NEW YORK, December 10, 2009 BMO Capital Markets, the investment and corporate banking arm of BMO Financial Group (NYSE, TSX: BMO), has hired Wall Street veteran Corey Baylor as Managing Director, Financial Sponsors Group.

Based in New York, Baylor will advise a wide range of private equity firms looking to pursue dynamic investment strategies as markets improve. The addition of Baylor follows the appointment of Dirk Leasure earlier this month as Head of BMO Capital Markets' Financial Sponsors Group.

“As the economic recovery continues, private equity is becoming a more active and important source of investment and corporate banking revenue,” said Dirk Leasure, also based in New York. “Addressing the needs of our financial sponsor clients is an essential component of our suite of capabilities and is critical to strengthening growth across our sector and product groups. Corey's strong experience covering financial sponsor clients will help us capitalize on the emerging opportunities in this area,” Leasure added.

Baylor is a veteran dealmaker, and has strong relationships with a number of important financial sponsor clients. He spent more than thirteen years with Merrill Lynch & Co., most recently as a Managing Director in their Financial Sponsors Group and a member of that firm's M&A Fairness Opinion Committee. Prior to working in financial sponsor coverage, he spent his career at Merrill Lynch in their Mergers & Acquisitions Group. Baylor began his investment banking career as a Financial Analyst in the Investment Banking Department of Kidder, Peabody & Co.

Baylor received a Master in Business Administration from Harvard Business School and a Bachelor of Business Administration in Accounting from Howard University.

“I am very optimistic about the transaction environment for private equity as the U.S. economic outlook improves,” said Baylor. “I look forward to providing the strength of BMO's full-suite of investment and corporate banking capabilities to help clients meet their investment objectives.”

BMO Capital Markets' Financial Sponsors Group works closely with private equity firms by providing advisory and capital markets services throughout the investment horizon of leveraged buyout transactions.

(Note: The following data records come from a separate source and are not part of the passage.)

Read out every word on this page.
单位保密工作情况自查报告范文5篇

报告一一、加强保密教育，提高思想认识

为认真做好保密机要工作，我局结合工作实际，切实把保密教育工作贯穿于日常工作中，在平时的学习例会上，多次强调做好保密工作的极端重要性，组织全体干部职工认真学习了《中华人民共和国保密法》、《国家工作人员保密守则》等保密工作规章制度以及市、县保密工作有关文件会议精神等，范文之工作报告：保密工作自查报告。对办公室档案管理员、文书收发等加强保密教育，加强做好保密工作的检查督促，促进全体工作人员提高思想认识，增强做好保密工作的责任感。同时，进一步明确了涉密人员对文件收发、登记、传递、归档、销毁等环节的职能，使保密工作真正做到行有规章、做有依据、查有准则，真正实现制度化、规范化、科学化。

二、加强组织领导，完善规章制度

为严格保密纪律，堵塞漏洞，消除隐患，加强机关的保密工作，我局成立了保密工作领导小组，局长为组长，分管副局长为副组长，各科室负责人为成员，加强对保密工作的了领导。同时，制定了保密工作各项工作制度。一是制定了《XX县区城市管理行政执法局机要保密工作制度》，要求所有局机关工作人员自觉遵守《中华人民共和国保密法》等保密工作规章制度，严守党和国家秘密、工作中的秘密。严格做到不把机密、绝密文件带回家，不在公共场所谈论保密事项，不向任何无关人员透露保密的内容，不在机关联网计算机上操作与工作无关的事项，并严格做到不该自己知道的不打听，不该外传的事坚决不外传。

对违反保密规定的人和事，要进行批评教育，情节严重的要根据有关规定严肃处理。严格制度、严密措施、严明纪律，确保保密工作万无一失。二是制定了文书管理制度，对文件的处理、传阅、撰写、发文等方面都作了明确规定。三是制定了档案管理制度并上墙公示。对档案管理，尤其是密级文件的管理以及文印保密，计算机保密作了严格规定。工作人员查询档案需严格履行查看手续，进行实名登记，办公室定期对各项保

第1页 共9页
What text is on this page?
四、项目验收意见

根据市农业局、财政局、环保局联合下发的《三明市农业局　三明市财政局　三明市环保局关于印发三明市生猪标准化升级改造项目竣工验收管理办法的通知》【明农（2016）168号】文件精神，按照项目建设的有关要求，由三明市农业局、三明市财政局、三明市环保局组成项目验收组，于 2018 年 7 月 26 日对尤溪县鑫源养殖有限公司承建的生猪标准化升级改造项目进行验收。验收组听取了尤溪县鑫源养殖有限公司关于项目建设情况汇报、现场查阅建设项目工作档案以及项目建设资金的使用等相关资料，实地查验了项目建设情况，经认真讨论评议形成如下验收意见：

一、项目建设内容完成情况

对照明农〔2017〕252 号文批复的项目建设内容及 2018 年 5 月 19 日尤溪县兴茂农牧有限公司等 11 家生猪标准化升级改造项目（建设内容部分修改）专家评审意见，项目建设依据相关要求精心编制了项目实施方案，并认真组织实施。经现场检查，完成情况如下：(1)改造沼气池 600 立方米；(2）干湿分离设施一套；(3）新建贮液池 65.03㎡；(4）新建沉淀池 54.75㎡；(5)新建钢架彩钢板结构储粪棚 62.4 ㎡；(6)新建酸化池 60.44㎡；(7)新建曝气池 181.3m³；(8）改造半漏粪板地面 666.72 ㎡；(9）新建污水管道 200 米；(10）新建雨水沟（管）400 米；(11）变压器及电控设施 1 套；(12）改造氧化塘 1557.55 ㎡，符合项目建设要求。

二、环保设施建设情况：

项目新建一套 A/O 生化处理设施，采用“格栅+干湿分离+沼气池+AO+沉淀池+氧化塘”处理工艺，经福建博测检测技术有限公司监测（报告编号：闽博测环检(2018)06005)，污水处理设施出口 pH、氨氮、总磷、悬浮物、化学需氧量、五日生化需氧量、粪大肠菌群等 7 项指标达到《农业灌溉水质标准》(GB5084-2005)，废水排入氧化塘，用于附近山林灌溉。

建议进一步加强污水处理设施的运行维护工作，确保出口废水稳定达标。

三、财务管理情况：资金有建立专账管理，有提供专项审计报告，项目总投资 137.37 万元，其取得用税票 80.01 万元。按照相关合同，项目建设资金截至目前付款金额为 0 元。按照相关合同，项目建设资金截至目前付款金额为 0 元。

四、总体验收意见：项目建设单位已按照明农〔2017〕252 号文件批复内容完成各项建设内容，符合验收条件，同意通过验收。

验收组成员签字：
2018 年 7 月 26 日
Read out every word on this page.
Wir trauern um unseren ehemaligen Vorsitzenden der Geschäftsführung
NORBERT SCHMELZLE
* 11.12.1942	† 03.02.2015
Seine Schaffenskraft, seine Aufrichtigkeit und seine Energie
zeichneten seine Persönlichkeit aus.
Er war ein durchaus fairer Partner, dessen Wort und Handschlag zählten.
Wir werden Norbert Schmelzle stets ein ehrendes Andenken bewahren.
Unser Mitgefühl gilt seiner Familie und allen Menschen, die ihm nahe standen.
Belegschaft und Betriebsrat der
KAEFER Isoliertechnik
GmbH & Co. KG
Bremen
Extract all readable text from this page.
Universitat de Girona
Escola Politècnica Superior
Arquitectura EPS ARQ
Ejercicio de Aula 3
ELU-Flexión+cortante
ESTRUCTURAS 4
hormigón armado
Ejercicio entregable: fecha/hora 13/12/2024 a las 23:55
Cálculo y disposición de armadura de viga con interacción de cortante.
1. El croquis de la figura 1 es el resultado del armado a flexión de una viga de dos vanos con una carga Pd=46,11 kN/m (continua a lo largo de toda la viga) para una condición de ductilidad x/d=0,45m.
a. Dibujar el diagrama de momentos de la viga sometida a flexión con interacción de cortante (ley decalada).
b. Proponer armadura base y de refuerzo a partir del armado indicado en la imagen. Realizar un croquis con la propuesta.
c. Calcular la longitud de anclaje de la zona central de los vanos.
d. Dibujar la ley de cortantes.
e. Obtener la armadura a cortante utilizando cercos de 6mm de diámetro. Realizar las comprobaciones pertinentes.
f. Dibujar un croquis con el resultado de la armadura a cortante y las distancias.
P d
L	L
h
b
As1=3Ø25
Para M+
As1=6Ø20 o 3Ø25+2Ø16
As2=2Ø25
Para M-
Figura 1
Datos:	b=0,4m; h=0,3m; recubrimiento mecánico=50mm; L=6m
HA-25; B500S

In that context, the group serves as a strategic advisor and financing source for financial sponsors when they acquire companies, assists with add-on acquisitions and financings while the sponsor is invested in the company, and provides M&A advice and equity and debt capital markets services when the sponsor seeks to monetize the investment.

As markets continue to improve, BMO Capital Markets anticipates a substantial increase in private equity activity. In fact, the majority of North American private equity practitioners remain optimistic about the outlook for the upcoming year, according to a new report released by BMO Capital Markets in association with mergermarket and Akin Gump Strauss Hauer & Feld LLP.

Highlights of the study include:

  • 81 per cent of private equity firms expect valuation gaps between buyers and sellers to narrow in 2010, with 45 per cent estimating in the first half of the year and 37 per cent estimating in the second half of the year.
  • Of the investors surveyed, 76 per cent indicated their return expectations were equal to or higher than prior year expectations. The majority of private equity investors are still pricing mid 20 per cent to low 30 per cent returns while roughly 15 per cent indicated they would deploy capital for targeted returns of less than 20 per cent.
  • The private equity industry has indeed been adjusting to more conservative credit markets, but the industry has not necessarily become less aggressive. In fact, 61 per cent of respondents say their targeted returns have remained unchanged for the past several years.
  • Majority of respondents will not change their sector focus in the upcoming year. But of the respondents who do plan to change their sector focus, the Consumer and Technology industries are each cited by 67 per cent of respondents as the industries they expect to gravitate towards in the coming months, followed by Automotive, Financial Services, Healthcare, Industrials and Telecom which were identified by 33 per cent of respondents as sectors that they will most likely shift towards.

“BMO Capital Markets is exceptionally well-positioned to benefit from the overall increase in sponsor activity, which we have begun to observe. Moreover, we are experiencing an increased level of transaction activity within the business. We are also seeing more activity in sectors that we are focused on including the marketing services, education and media industries. Consequently, we are excited about the opportunity and believe that adding additional focus and people to this effort will produce substantial rewards,” said Leasure.

About BMO's U.S. Financial Sponsors Group
A financial sponsor is another name commonly used to refer to private equity investment firms, particularly those private equity firms that engage in leveraged buyout or LBO transactions. BMO's U.S. Financial Sponsors Group is a highly regarded team dedicated to providing coverage for these investors. The group offers clients a full range of investment and corporate banking capabilities including development of proprietary investment opportunities, M&A advisory, acquisition financing, restructuring and equity capital market services through a single point of contact. For more information visit, http://www.bmocm.com/industry/us/fs

About BMO Capital Markets
BMO Capital Markets is a leading, full-service North American financial services provider, with over 2,200 employees operating in 14 North American offices and 27 worldwide, offering corporate, institutional and government clients access to a complete range of investment and corporate banking products and services. BMO Capital Markets is a member of BMO Financial Group (NYSE, TSX: BMO), one of the largest diversified financial services providers in North America with US $359 billion total assets and more than 36,000 employees as at October 31, 2009.